Sempre há gente que gosta de juntar o útil ao
agradável, de casar no mesmo cão o guardião mais valente e o amigo de toda a
gente, algo parecido com o desejo de se ter “sol na eira e chuva no nabal”, o
que à partida não será fácil e muito menos automático, já que a excessiva
sociabilização tende a abananar o mais bravo dos guardiões. E se alcançar isso
com um cão é um bico-de-obra, com uma cadela será o cabo dos trabalhos,
considerando as características que atrás mencionámos. Determinado cavalheiro
que adora Pastores Alemães (Deus lhe conserve o gosto), tem por hábito deixar a
sua jovem cadela junto a um muro, num local muito concorrido por pessoas e
cavalos, enquanto satisfaz os seus múltiplos afazeres. A cadela que ao
princípio ali permanecia alerta e de orelhas erectas, pouco a pouco começou a
baixá-las, aparentando algum desencanto ou tristeza, estendendo os olhos a quem
passa, como se para ali estivesse abandonada e ninguém quisesse saber dela,
perdendo assim a graça e a vitalidade que a todos tem espantado. Alarmado e
descontente com aquele comportamento para ele estranho, o dono da cadela
contou-nos o ocorrido e pediu-nos conselho.

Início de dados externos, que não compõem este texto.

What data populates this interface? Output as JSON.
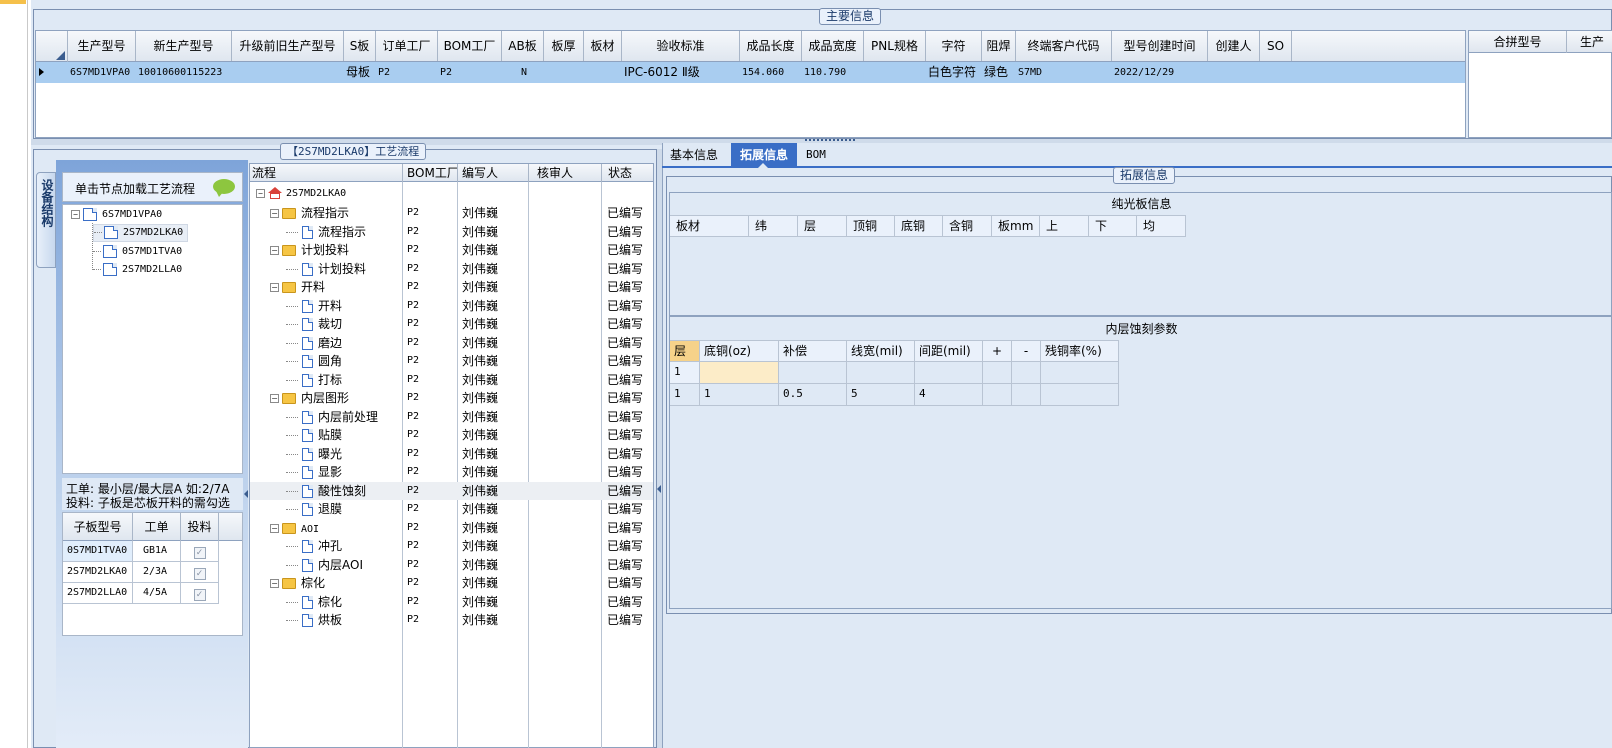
{
  "main_info": {
    "title": "主要信息",
    "columns": [
      "生产型号",
      "新生产型号",
      "升级前旧生产型号",
      "S板",
      "订单工厂",
      "BOM工厂",
      "AB板",
      "板厚",
      "板材",
      "验收标准",
      "成品长度",
      "成品宽度",
      "PNL规格",
      "字符",
      "阻焊",
      "终端客户代码",
      "型号创建时间",
      "创建人",
      "SO"
    ],
    "row": [
      "6S7MD1VPA0",
      "10010600115223",
      "",
      "母板",
      "P2",
      "P2",
      "N",
      "",
      "",
      "IPC-6012 Ⅱ级",
      "154.060",
      "110.790",
      "",
      "白色字符",
      "绿色",
      "S7MD",
      "2022/12/29",
      "",
      ""
    ],
    "right_columns": [
      "合拼型号",
      "生产"
    ]
  },
  "process_panel": {
    "title": "【2S7MD2LKA0】工艺流程",
    "side_tab": "设备结构",
    "hint": "单击节点加载工艺流程",
    "tree": [
      {
        "label": "6S7MD1VPA0",
        "depth": 0
      },
      {
        "label": "2S7MD2LKA0",
        "depth": 1
      },
      {
        "label": "0S7MD1TVA0",
        "depth": 1
      },
      {
        "label": "2S7MD2LLA0",
        "depth": 1
      }
    ],
    "note_line1": "工单: 最小层/最大层A 如:2/7A",
    "note_line2": "投料: 子板是芯板开料的需勾选",
    "sub_columns": [
      "子板型号",
      "工单",
      "投料"
    ],
    "sub_rows": [
      [
        "0S7MD1TVA0",
        "GB1A"
      ],
      [
        "2S7MD2LKA0",
        "2/3A"
      ],
      [
        "2S7MD2LLA0",
        "4/5A"
      ]
    ]
  },
  "flow": {
    "columns": [
      "流程",
      "BOM工厂",
      "编写人",
      "核审人",
      "状态"
    ],
    "root": "2S7MD2LKA0",
    "rows": [
      {
        "label": "流程指示",
        "type": "folder",
        "depth": 1,
        "factory": "P2",
        "writer": "刘伟巍",
        "status": "已编写"
      },
      {
        "label": "流程指示",
        "type": "doc",
        "depth": 2,
        "factory": "P2",
        "writer": "刘伟巍",
        "status": "已编写"
      },
      {
        "label": "计划投料",
        "type": "folder",
        "depth": 1,
        "factory": "P2",
        "writer": "刘伟巍",
        "status": "已编写"
      },
      {
        "label": "计划投料",
        "type": "doc",
        "depth": 2,
        "factory": "P2",
        "writer": "刘伟巍",
        "status": "已编写"
      },
      {
        "label": "开料",
        "type": "folder",
        "depth": 1,
        "factory": "P2",
        "writer": "刘伟巍",
        "status": "已编写"
      },
      {
        "label": "开料",
        "type": "doc",
        "depth": 2,
        "factory": "P2",
        "writer": "刘伟巍",
        "status": "已编写"
      },
      {
        "label": "裁切",
        "type": "doc",
        "depth": 2,
        "factory": "P2",
        "writer": "刘伟巍",
        "status": "已编写"
      },
      {
        "label": "磨边",
        "type": "doc",
        "depth": 2,
        "factory": "P2",
        "writer": "刘伟巍",
        "status": "已编写"
      },
      {
        "label": "圆角",
        "type": "doc",
        "depth": 2,
        "factory": "P2",
        "writer": "刘伟巍",
        "status": "已编写"
      },
      {
        "label": "打标",
        "type": "doc",
        "depth": 2,
        "factory": "P2",
        "writer": "刘伟巍",
        "status": "已编写"
      },
      {
        "label": "内层图形",
        "type": "folder",
        "depth": 1,
        "factory": "P2",
        "writer": "刘伟巍",
        "status": "已编写"
      },
      {
        "label": "内层前处理",
        "type": "doc",
        "depth": 2,
        "factory": "P2",
        "writer": "刘伟巍",
        "status": "已编写"
      },
      {
        "label": "贴膜",
        "type": "doc",
        "depth": 2,
        "factory": "P2",
        "writer": "刘伟巍",
        "status": "已编写"
      },
      {
        "label": "曝光",
        "type": "doc",
        "depth": 2,
        "factory": "P2",
        "writer": "刘伟巍",
        "status": "已编写"
      },
      {
        "label": "显影",
        "type": "doc",
        "depth": 2,
        "factory": "P2",
        "writer": "刘伟巍",
        "status": "已编写"
      },
      {
        "label": "酸性蚀刻",
        "type": "doc",
        "depth": 2,
        "factory": "P2",
        "writer": "刘伟巍",
        "status": "已编写"
      },
      {
        "label": "退膜",
        "type": "doc",
        "depth": 2,
        "factory": "P2",
        "writer": "刘伟巍",
        "status": "已编写"
      },
      {
        "label": "AOI",
        "type": "folder",
        "depth": 1,
        "factory": "P2",
        "writer": "刘伟巍",
        "status": "已编写"
      },
      {
        "label": "冲孔",
        "type": "doc",
        "depth": 2,
        "factory": "P2",
        "writer": "刘伟巍",
        "status": "已编写"
      },
      {
        "label": "内层AOI",
        "type": "doc",
        "depth": 2,
        "factory": "P2",
        "writer": "刘伟巍",
        "status": "已编写"
      },
      {
        "label": "棕化",
        "type": "folder",
        "depth": 1,
        "factory": "P2",
        "writer": "刘伟巍",
        "status": "已编写"
      },
      {
        "label": "棕化",
        "type": "doc",
        "depth": 2,
        "factory": "P2",
        "writer": "刘伟巍",
        "status": "已编写"
      },
      {
        "label": "烘板",
        "type": "doc",
        "depth": 2,
        "factory": "P2",
        "writer": "刘伟巍",
        "status": "已编写"
      }
    ]
  },
  "right_panel": {
    "tabs": [
      "基本信息",
      "拓展信息",
      "BOM"
    ],
    "group_title": "拓展信息",
    "bare_board_title": "纯光板信息",
    "bare_board_columns": [
      "板材",
      "纬",
      "层",
      "顶铜",
      "底铜",
      "含铜",
      "板mm",
      "上",
      "下",
      "均"
    ],
    "etch_title": "内层蚀刻参数",
    "etch_columns": [
      "层",
      "底铜(oz)",
      "补偿",
      "线宽(mil)",
      "间距(mil)",
      "+",
      "-",
      "残铜率(%)"
    ],
    "etch_rows": [
      [
        "1",
        "",
        "",
        "",
        "",
        "",
        "",
        ""
      ],
      [
        "1",
        "1",
        "0.5",
        "5",
        "4",
        "",
        "",
        ""
      ]
    ]
  }
}
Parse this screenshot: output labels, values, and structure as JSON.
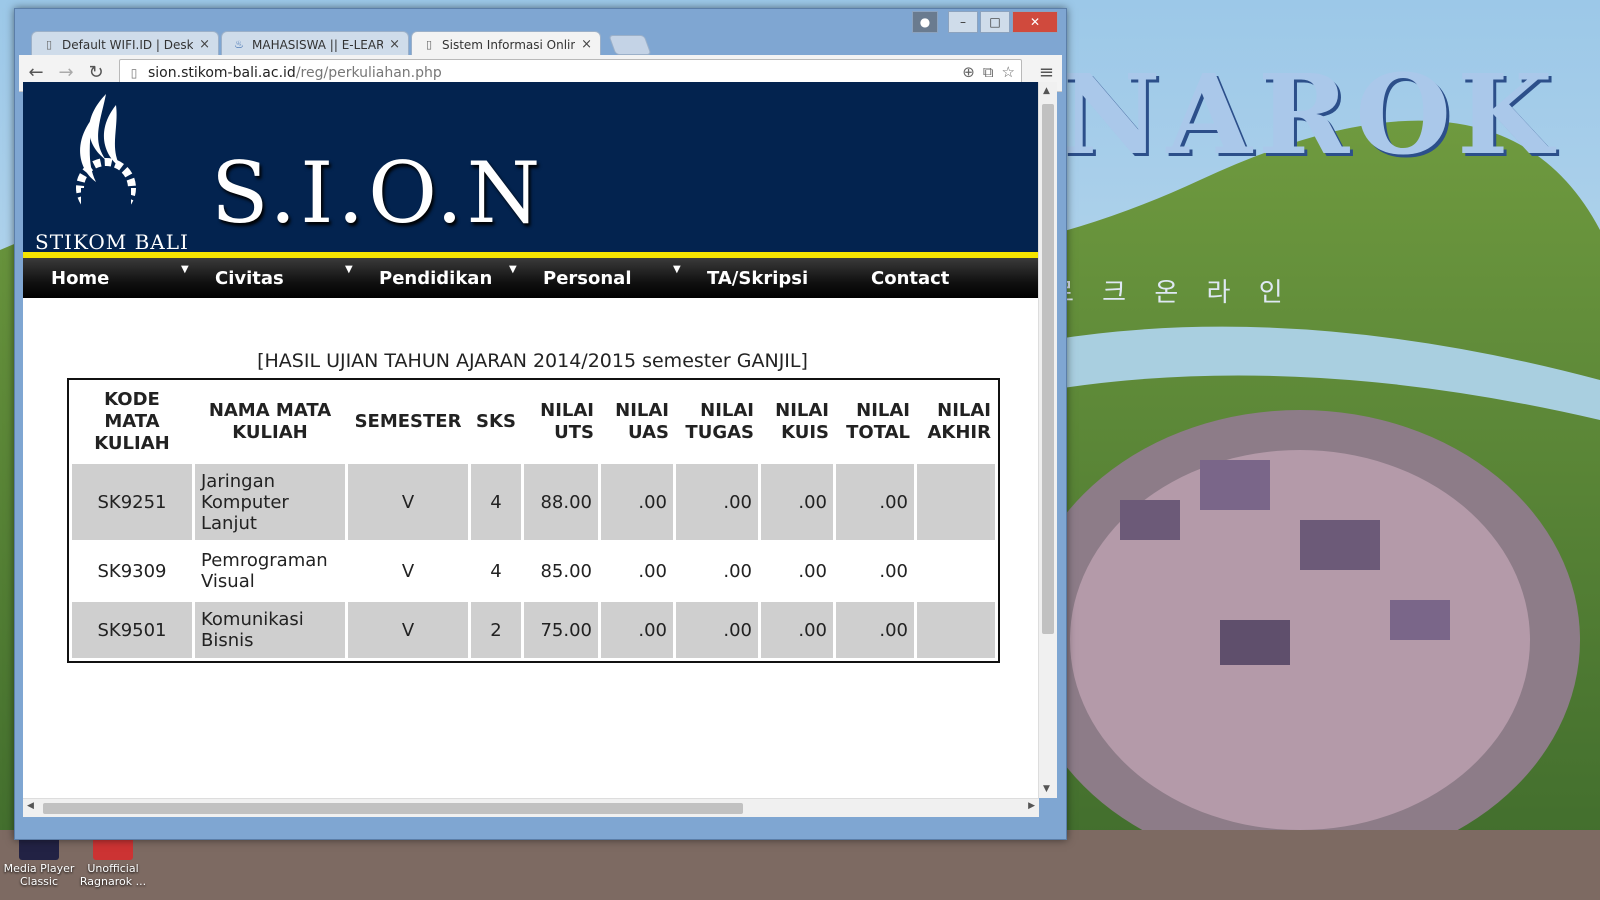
{
  "desktop": {
    "icons": [
      {
        "label": "Media Player Classic"
      },
      {
        "label": "Unofficial Ragnarok ..."
      }
    ],
    "wallpaper_text": "NAROK",
    "wallpaper_korean": "로 크 온 라 인"
  },
  "browser": {
    "tabs": [
      {
        "label": "Default WIFI.ID | Desktop",
        "icon": "page-icon",
        "active": false
      },
      {
        "label": "MAHASISWA || E-LEARNIN",
        "icon": "flame-icon",
        "active": false
      },
      {
        "label": "Sistem Informasi Online K",
        "icon": "page-icon",
        "active": true
      }
    ],
    "close_glyph": "×",
    "address": {
      "host": "sion.stikom-bali.ac.id",
      "path": "/reg/perkuliahan.php"
    }
  },
  "page": {
    "logo_text": "STIKOM BALI",
    "site_title": "S.I.O.N",
    "nav": [
      "Home",
      "Civitas",
      "Pendidikan",
      "Personal",
      "TA/Skripsi",
      "Contact"
    ],
    "heading": "[HASIL UJIAN TAHUN AJARAN 2014/2015 semester GANJIL]",
    "table": {
      "headers": [
        "KODE MATA KULIAH",
        "NAMA MATA KULIAH",
        "SEMESTER",
        "SKS",
        "NILAI UTS",
        "NILAI UAS",
        "NILAI TUGAS",
        "NILAI KUIS",
        "NILAI TOTAL",
        "NILAI AKHIR"
      ],
      "rows": [
        [
          "SK9251",
          "Jaringan Komputer Lanjut",
          "V",
          "4",
          "88.00",
          ".00",
          ".00",
          ".00",
          ".00",
          ""
        ],
        [
          "SK9309",
          "Pemrograman Visual",
          "V",
          "4",
          "85.00",
          ".00",
          ".00",
          ".00",
          ".00",
          ""
        ],
        [
          "SK9501",
          "Komunikasi Bisnis",
          "V",
          "2",
          "75.00",
          ".00",
          ".00",
          ".00",
          ".00",
          ""
        ]
      ]
    }
  },
  "colors": {
    "banner": "#03234f",
    "accent_line": "#f5e400",
    "row_shade": "#cfcfcf"
  }
}
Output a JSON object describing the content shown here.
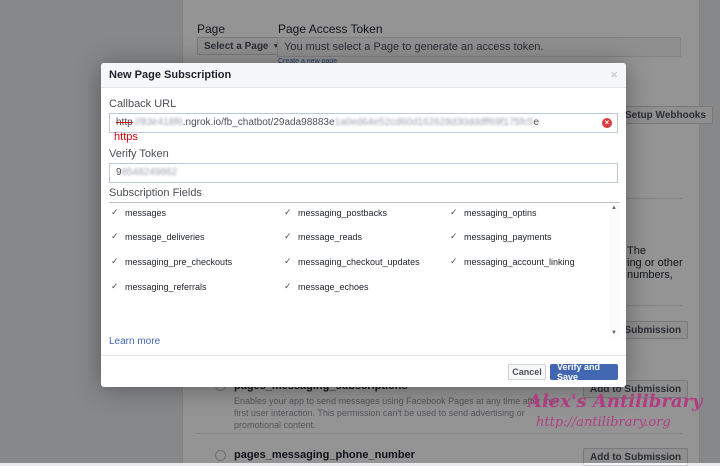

Ao abordarmos este caso estamos a lembrar-nos da
“Sumol”, uma empresa portuguesa de bebidas não alcoólicas que foi pioneira na
adopção duma estratégia moderna de marketing, lançando em 1965 um anúncio
televisivo que dizia: “ Um gato é um gato, um cão é um cão, Sumol é aquilo que
os outros não são!”, porque cães e cadelas precisam de ser abordados e trabalhados
de diferente maneira, considerando as diferenças de género entre eles que vão
muito para além do dimorfismo sexual, sendo que os primeiros carecem
maioritariamente de travamento e as suas companheiras de alento (tanto num caso
como noutro, o número de excepções deverá ser considerado). Adestrar cachorros
e cães adultos, cães inteiros e castrados, submissos e inibidos, arruaceiros e
mimados, não é a mesma coisa, porque os conteúdos de ensino irão necessitar de
diferentes estratégias para a sua assimilação, considerando o particular de
cada indivíduo, princípio comummente desrespeitado mais por ignorância do que
por maldade de quem ensina.
Como
o impulso herdado ao poder numa cadela é substancialmente menor que o
encontrado num macho e as cadelas são por norma mais defensivas do que
ofensivas, os comandos ou figuras de travamento podem resultar-lhes em
inibição, particularmente quando isoladas do seu grupo ou liderança, por
períodos mais ou menos longos. Por estas razões e outras que facilmente se
adivinham, sempre será mais fácil ensinar obediência a uma cadela do que a um
cão, já que a fêmea é mais gregária e só se afasta na hora de parir. Deixar uma
cadela destinada à guarda, isolada num local unicamente entregue a um comando
de imobilização, pode reverter-se num descalabro diante do fim em vista, porque
a ausência de outras ordens tanto pode induzi-la à letargia como à procura e
aceitação doutro grupo, o que atendendo ao caso é altamente comprometedor e
pode causar grandes reveses, assim como pode perigar a sua salvaguarda.
A cadela de que estamos a tratar teve o 1º cio
muito tarde (aos 14 meses), atraso que a fez crescer para além da média e
segundo a curva de crescimento dos machos grandes, mas que ao mesmo tempo lhe
retardou a maturidade emocional, o que automaticamente a transforma num
“bebezão” e dispensa de trabalhos mais exigentes, já que existe um desfasamento
entre a sua idade e aquilo que dela é expectável (há que dar tempo ao tempo).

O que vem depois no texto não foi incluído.